Col tempo, mi sono ricreduta. Per maritt’, le interazioni sociali – vedere gente, parlare con la gente, far cose con la gggente, e più ce n’è, meglio è – vengono davvero al primo posto (e qui invito tutti ad un momento di silenzio: potete vagamente immaginare quale fosse il suo umore, e di conseguenza il mio, durante il primo, drammatico, totale lockdown? Mi dico sempre che se non ci siamo salutati allora – alla presenza dell’avvocato, dico – non ci scollerà più niente).

Se costretto a farlo – costretto da me, dico – in realtà sa distinguere anche lui chi sono gli amici-amici dai semplici conoscenti, i coprotagonisti dalle comparse.

Resta il fatto che se volevi fare un torto a maritt’, ai tempi bastava rivelargli che Tizio, Caio e Sempronio si erano giusto visti il weekend prima per provare quel nuovo local…e ops, aspe’, non ne sapevi niente, arggg?

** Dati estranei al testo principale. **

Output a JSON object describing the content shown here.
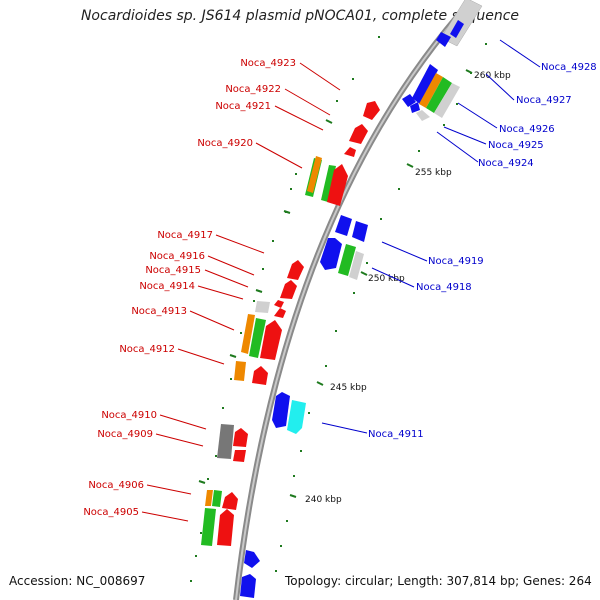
{
  "title": "Nocardioides sp. JS614 plasmid pNOCA01, complete sequence",
  "accession_label": "Accession: NC_008697",
  "summary_label": "Topology: circular; Length: 307,814 bp; Genes: 264",
  "colors": {
    "forward_label": "#cc0000",
    "reverse_label": "#0000cc",
    "tick": "#1e7a1e",
    "backbone": "#8a8a8a"
  },
  "scale_ticks": [
    "260 kbp",
    "255 kbp",
    "250 kbp",
    "245 kbp",
    "240 kbp"
  ],
  "genes_left": [
    "Noca_4923",
    "Noca_4922",
    "Noca_4921",
    "Noca_4920",
    "Noca_4917",
    "Noca_4916",
    "Noca_4915",
    "Noca_4914",
    "Noca_4913",
    "Noca_4912",
    "Noca_4910",
    "Noca_4909",
    "Noca_4906",
    "Noca_4905"
  ],
  "genes_right": [
    "Noca_4928",
    "Noca_4927",
    "Noca_4926",
    "Noca_4925",
    "Noca_4924",
    "Noca_4919",
    "Noca_4918",
    "Noca_4911"
  ]
}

Parlo al passato, però, perché negli anni quella che ha anche un nome tecnico (FOMO, Fear of missing out, paura di essere tagliati fuori) ha lentamente ma costantemente ceduto il passo ad un approccio alla socialità molto più contaminato dal mio zen.

C’è senza dubbio il tempo degli amici, delle rimpatriate, della convivialità, ma non posso smettere di credere che lo si apprezza veramente solo se a quello si alterna il tempo per la solitudine, la placida vita di famiglia/solitaria, le serie cringe su Netflix sbriciolando Toblerone l’introspezione, ecco. Diciamo che con gradod i convincimento diverso, adesso ne conveniamo entrambi.

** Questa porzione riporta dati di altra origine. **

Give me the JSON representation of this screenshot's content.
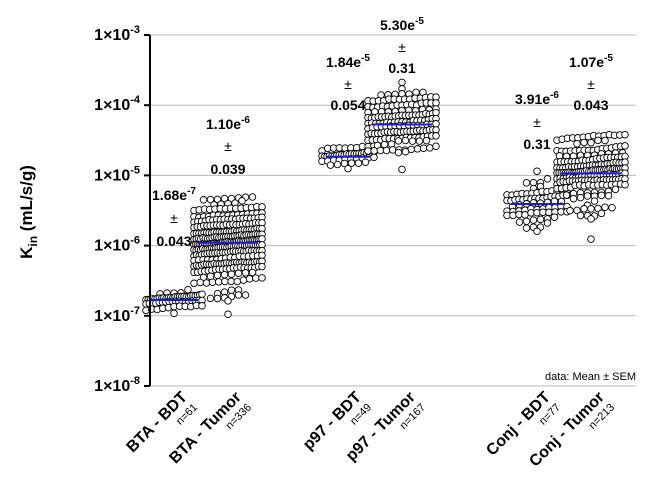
{
  "chart_data": {
    "type": "scatter",
    "y_scale": "log",
    "ylim": [
      1e-08,
      0.001
    ],
    "grid": true,
    "ylabel_main": "K",
    "ylabel_sub": "in",
    "ylabel_unit": " (mL/s/g)",
    "y_ticks": [
      {
        "value": 0.001,
        "mant": "1×10",
        "exp": "-3"
      },
      {
        "value": 0.0001,
        "mant": "1×10",
        "exp": "-4"
      },
      {
        "value": 1e-05,
        "mant": "1×10",
        "exp": "-5"
      },
      {
        "value": 1e-06,
        "mant": "1×10",
        "exp": "-6"
      },
      {
        "value": 1e-07,
        "mant": "1×10",
        "exp": "-7"
      },
      {
        "value": 1e-08,
        "mant": "1×10",
        "exp": "-8"
      }
    ],
    "annotation": "data: Mean ± SEM",
    "mean_line_color": "#1a1adb",
    "groups": [
      {
        "label": "BTA - BDT",
        "n_label": "n=61",
        "n": 61,
        "mean": 1.68e-07,
        "lo": 1e-07,
        "hi": 2.4e-07,
        "mean_base": "1.68e",
        "mean_exp": "-7",
        "pm": "±",
        "sem": "0.043"
      },
      {
        "label": "BTA - Tumor",
        "n_label": "n=336",
        "n": 336,
        "mean": 1.1e-06,
        "lo": 1e-07,
        "hi": 5e-06,
        "mean_base": "1.10e",
        "mean_exp": "-6",
        "pm": "±",
        "sem": "0.039"
      },
      {
        "label": "p97 - BDT",
        "n_label": "n=49",
        "n": 49,
        "mean": 1.84e-05,
        "lo": 1.2e-05,
        "hi": 2.7e-05,
        "mean_base": "1.84e",
        "mean_exp": "-5",
        "pm": "±",
        "sem": "0.054"
      },
      {
        "label": "p97 - Tumor",
        "n_label": "n=167",
        "n": 167,
        "mean": 5.3e-05,
        "lo": 1.2e-05,
        "hi": 0.00022,
        "mean_base": "5.30e",
        "mean_exp": "-5",
        "pm": "±",
        "sem": "0.31"
      },
      {
        "label": "Conj - BDT",
        "n_label": "n=77",
        "n": 77,
        "mean": 3.91e-06,
        "lo": 1.3e-06,
        "hi": 1.2e-05,
        "mean_base": "3.91e",
        "mean_exp": "-6",
        "pm": "±",
        "sem": "0.31"
      },
      {
        "label": "Conj - Tumor",
        "n_label": "n=213",
        "n": 213,
        "mean": 1.07e-05,
        "lo": 1.2e-06,
        "hi": 3.8e-05,
        "mean_base": "1.07e",
        "mean_exp": "-5",
        "pm": "±",
        "sem": "0.043"
      }
    ]
  }
}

Entrambi…ma non la minore!

Eh già: se credevo di aver archiviato tra i ricordi polverosi di gggioventù gli episodi – altrui – di ansia sociale collegata al non volersi perdere nemmeno un’unghia della social life de noiartri... Camilla mi conferma ogni giorno di essere degna figlia di suo padre.

Tanto mi assomiglia fisicamente, tanto il carattere è uno sputato copia&incolla delle idiosincrasie paterne.

L’ho realizzato un paio di weekend fa, quando tutta la sua compulsività da FOMO-girl è deflagrata di fronte all’inammissibile: un suo amichetto aveva organizzato una imperdibile serata pizza&Risiko, le sue amiche erano state invitate e lei … NO!

Giuro di aver asciugato calde lacrime e disseppellito memorie delle mie scuole medie da paria nostrano inviso pure ai bidelli e all’orologio da parete (occhiali da vista, apparecchio fisso, fisico informe e stigma tra gli stigma, figlia di una Prof!) che avrei volentieri lasciato languire per due o tre sere consecutive.

E proprio quando sembrava l’avessi persuasa che l’adolescenza è un periodo critico, perché fa ruotare l’autostima attorno al gruppo dei pari, ma unico è bello, non essere invitati a tutte le uscite, tutte le feste e non essere amico di tutti ma risultare invece spigoloso a qualcuno è perfettamente normale, e anzi distinguersi e autodeterminarsi è cool

l’amichetto ha invitato anche lei.

Al che padre, che chiaramente soffriva ma doveva farlo in sordina, e figlia si son battuti il cinque intonando le note di A E I O U Ypsilon ed hanno convenuto che l’occasione richiedeva un nuovo paio di Nike-non-so-che-modello “perché, dai, T U T T I le portano ormai!“.

Io comunque l’ho presa benissimo e infatti sono alla ricerca di voli solo andata per Rovaniemi.